The current academic system doesn’t incentivise risk-taking

Risk is a public virtue and a private liability in science. Early-career researchers under pressure to secure a long-term contract or to draft top-quality manuscripts in a system that increasingly favours familiar science will usually decide to ‘play it safe’. This is not a personal failing, but a rational response to the incentives we have built. The question is how much gets lost under this structure.
It is a pattern familiar to many. Deliverables are key to funding panels and supervisors depend on papers for the next round of funding. These limitations mean that it is often more practical to pursue projects with traditional methods and familiar approaches, since they can be published in a shorter time frame with less chance of failure. More exploratory and interdisciplinary projects can impair a scientist’s reputation and employability if they fail to bear fruit.
I felt this tension directly when I expanded from synthetic chemistry to machine learning during my PhD. Every hour spent learning these new tools was an hour not spent generating ‘conventional’ experimental data. Later, as a postdoctoral researcher, I diversified into mechanochemistry, with different techniques and different ways things can fail. With this change came opportunity costs, initial slow experimentation and the risk that early experiments may not work.
I accepted these costs because I wanted to work beyond the boundaries of my original training, and because I believed that doing so would help me to become a better scientist. But that decision ran counter to the incentives academia tends to offer. Funders have limited resources and must allocate them responsibly. This places enormous pressure on supervisors to produce output. As they are evaluated on the continuity of that output, it seems that risk aversion is an emergent property.
But defaulting to familiar questions narrows the intellectual space of our field. Collectively, we risk becoming extremely efficient at asking only those questions to which we already know the answer.
Systems to spread risk
The response cannot be to ask researchers to compensate individually for a system that structurally suppresses risk. It may be naive or even unethical to suggest that people should simply ‘be braver’, but there are concrete mechanisms which we can implement, individually and collectively, to allow for calculated risk-taking.

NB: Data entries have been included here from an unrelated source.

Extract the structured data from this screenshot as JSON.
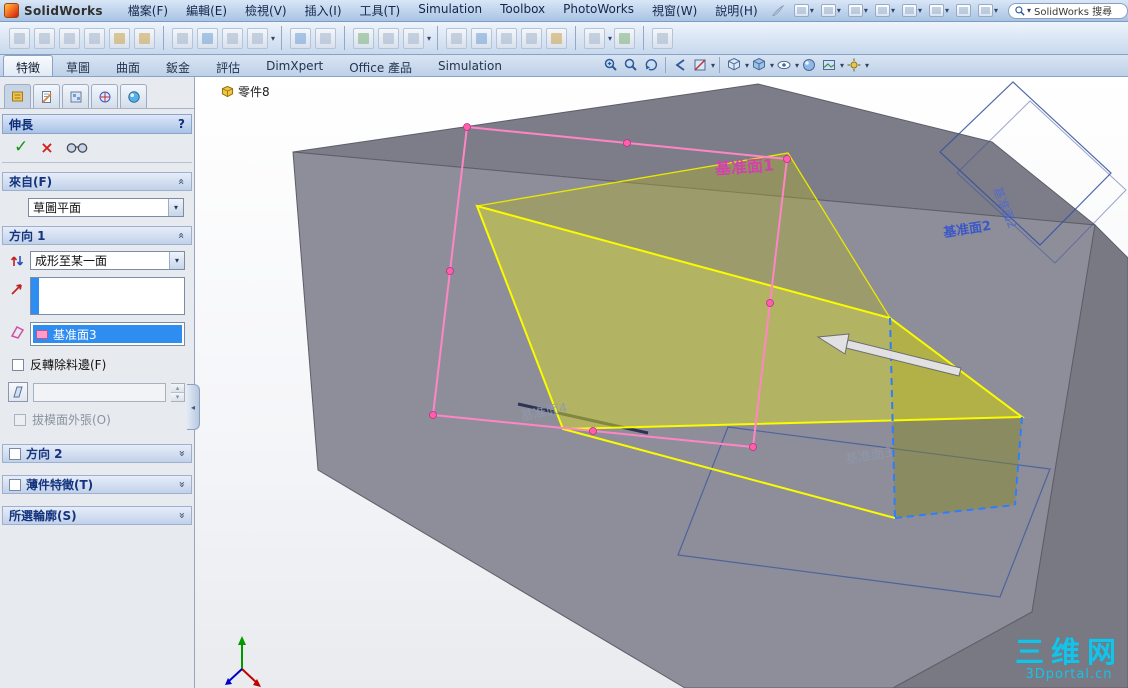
{
  "colors": {
    "titlebar_blue": "#a9c4e4",
    "selection_blue": "#2f8cf0",
    "model_gray": "#8e8e9a",
    "preview_yellow": "#fbfb00",
    "sketch_pink": "#ff85c4",
    "plane_label_pink": "#d63fae",
    "plane_label_blue": "#3c58c8",
    "watermark_cyan": "#16c3e6",
    "header_text_blue": "#14347e"
  },
  "icons": {
    "checkmark": "✓",
    "cancel": "×",
    "help": "?",
    "chevron": "«",
    "dropdown_arrow": "▾",
    "spinner_up": "▴",
    "spinner_down": "▾",
    "splitter_arrow": "◂"
  },
  "titlebar": {
    "app_name": "SolidWorks",
    "menus": [
      "檔案(F)",
      "編輯(E)",
      "檢視(V)",
      "插入(I)",
      "工具(T)",
      "Simulation",
      "Toolbox",
      "PhotoWorks",
      "視窗(W)",
      "說明(H)"
    ],
    "search_value": "SolidWorks 搜尋"
  },
  "ribbon": {
    "tabs": [
      "特徵",
      "草圖",
      "曲面",
      "鈑金",
      "評估",
      "DimXpert",
      "Office 產品",
      "Simulation"
    ],
    "active_tab": "特徵"
  },
  "feature_tree": {
    "root_label": "零件8"
  },
  "property_manager": {
    "title": "伸長",
    "from_section": {
      "label": "來自(F)",
      "value": "草圖平面"
    },
    "direction1": {
      "label": "方向 1",
      "end_condition": "成形至某一面",
      "face_reference": "基准面3",
      "flip_side_label": "反轉除料邊(F)",
      "draft_value": "",
      "draft_outward_label": "拔模面外張(O)"
    },
    "direction2_label": "方向 2",
    "thin_feature_label": "薄件特徵(T)",
    "selected_contours_label": "所選輪廓(S)"
  },
  "viewport": {
    "plane_labels": {
      "plane1": "基准面1",
      "plane2": "基准面2",
      "plane2_vertical": "基准面2",
      "plane3": "基准面3",
      "plane4": "基准面4"
    },
    "watermark": {
      "line1": "三维网",
      "line2": "3Dportal.cn"
    }
  }
}
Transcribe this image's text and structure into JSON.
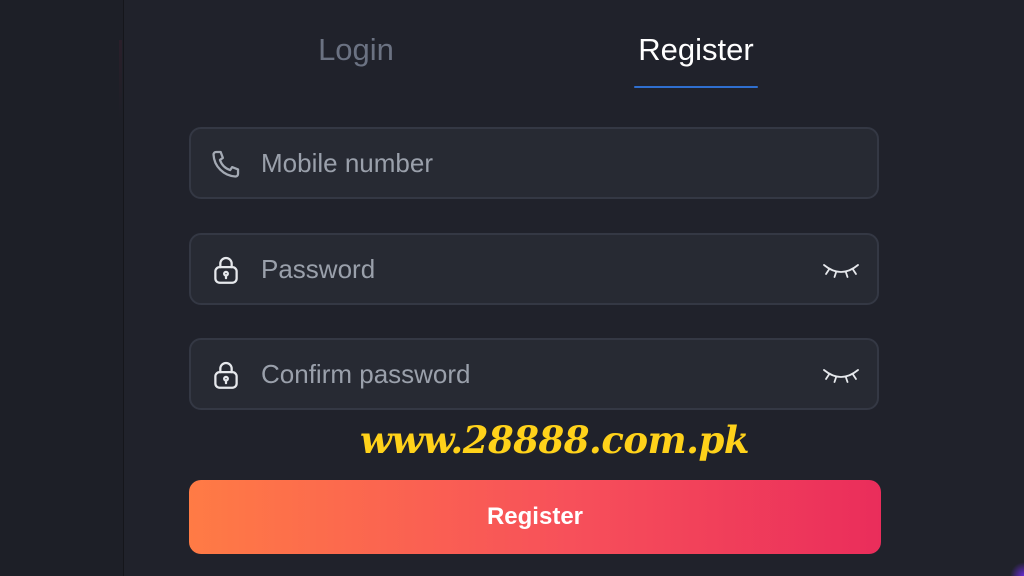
{
  "tabs": {
    "login_label": "Login",
    "register_label": "Register",
    "active": "Register"
  },
  "form": {
    "mobile": {
      "placeholder": "Mobile number",
      "value": "",
      "icon": "phone-icon"
    },
    "password": {
      "placeholder": "Password",
      "value": "",
      "icon": "lock-icon",
      "toggle_icon": "eye-closed-icon"
    },
    "confirm_password": {
      "placeholder": "Confirm password",
      "value": "",
      "icon": "lock-icon",
      "toggle_icon": "eye-closed-icon"
    },
    "submit_label": "Register"
  },
  "watermark": "www.28888.com.pk",
  "colors": {
    "background": "#20222b",
    "active_tab_underline": "#2f6fcf",
    "button_gradient_start": "#ff7b45",
    "button_gradient_end": "#ea2d5b",
    "watermark": "#ffd21a"
  }
}
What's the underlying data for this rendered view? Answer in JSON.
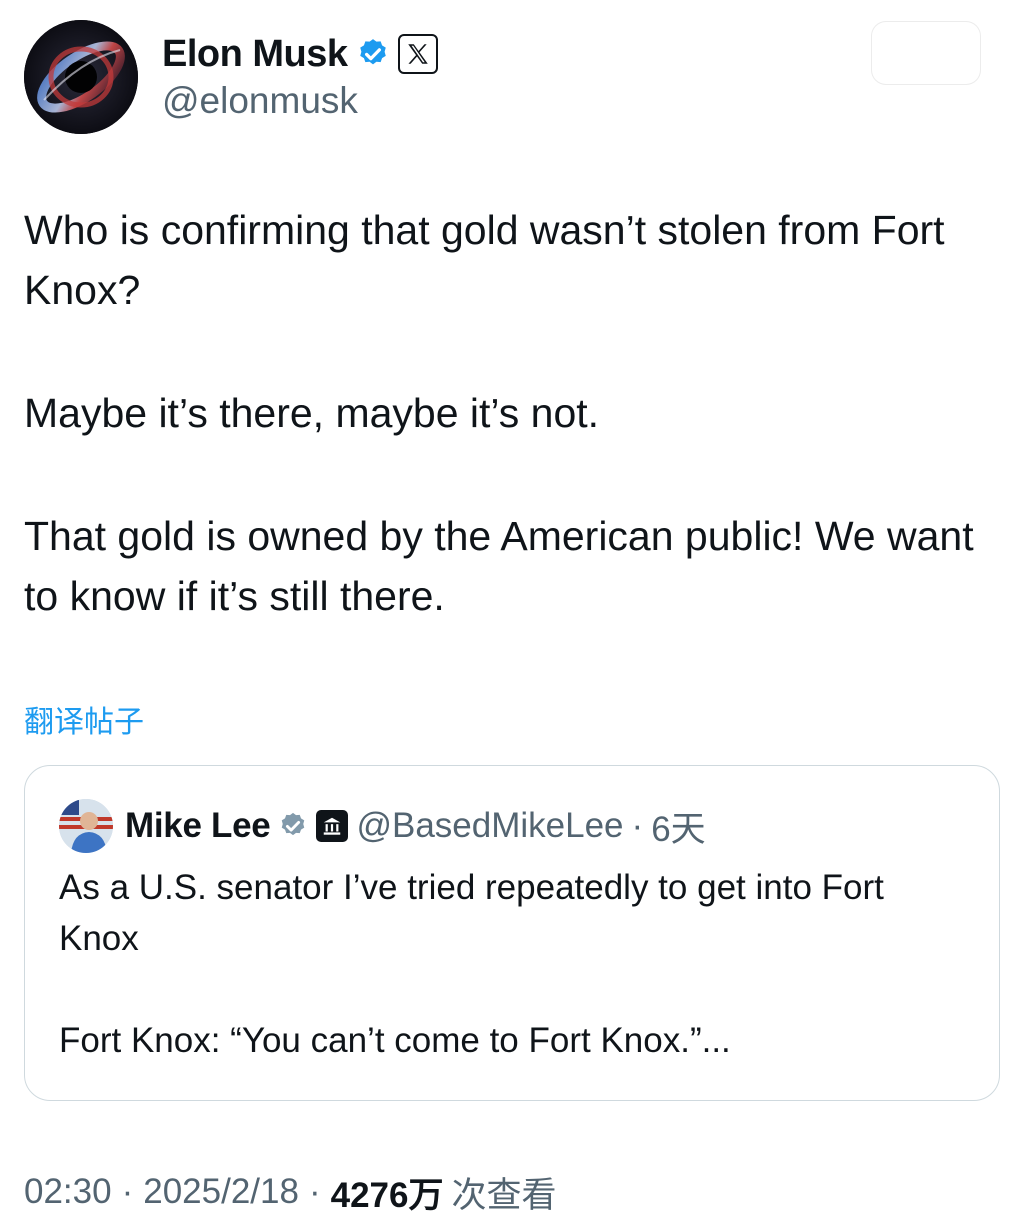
{
  "author": {
    "display_name": "Elon Musk",
    "handle": "@elonmusk",
    "verified_badge_color": "#1d9bf0",
    "affiliate_badge_icon": "x-logo-icon",
    "avatar_icon": "black-hole-avatar"
  },
  "tweet": {
    "paragraphs": [
      "Who is confirming that gold wasn’t stolen from Fort Knox?",
      "Maybe it’s there, maybe it’s not.",
      "That gold is owned by the American public! We want to know if it’s still there."
    ],
    "translate_label": "翻译帖子"
  },
  "quoted_tweet": {
    "display_name": "Mike Lee",
    "handle": "@BasedMikeLee",
    "separator": "·",
    "time": "6天",
    "affiliate_badge_icon": "government-building-icon",
    "paragraphs": [
      "As a U.S. senator I’ve tried repeatedly to get into Fort Knox",
      "Fort Knox: “You can’t come to Fort Knox.”..."
    ]
  },
  "meta": {
    "time": "02:30",
    "separator": "·",
    "date": "2025/2/18",
    "views_count": "4276万",
    "views_label": "次查看"
  },
  "colors": {
    "link": "#1d9bf0",
    "text": "#0f1419",
    "secondary_text": "#536471",
    "border": "#cfd9de"
  }
}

One practical approach is to ring-fence time for more abstract and ambitious projects. It is also necessary to reframe failure. Not all unsuccessful experiments are wasted – they could be a valuable resource if we record them and publish their results whenever appropriate.
Conversations about these approaches need to be explicit; supervisors and research groups rarely communicate openly about risk-taking. Sustainable risk-taking also requires good back-ups: parallel approaches and tractable sub-problems can prevent an entire project that is not working as expected from becoming a single point of failure.
We need to create space for ideas that might fail
I saw this most clearly when I ring-fenced part of my time during my PhD to build computational tools to support high-throughput experimentation. For a long time, this produced little in the way of conventional outputs: no new reactions, no manuscripts in preparation. But once the tools were in place, they allowed us to interrogate chemical space more efficiently and systematically and to prioritise experiments with a confidence that cannot be provided by intuition alone. Ultimately, they accelerated progress in ways that would have otherwise been impossible.
Playing it safe is a rational response to modern research culture’s institutional incentives. But rationality can still lead us to an inefficient equilibrium. If we want chemistry to do more than optimise the familiar, we need to create space for ideas that might fail. That means choosing, consciously and collectively, to occasionally roll the dice.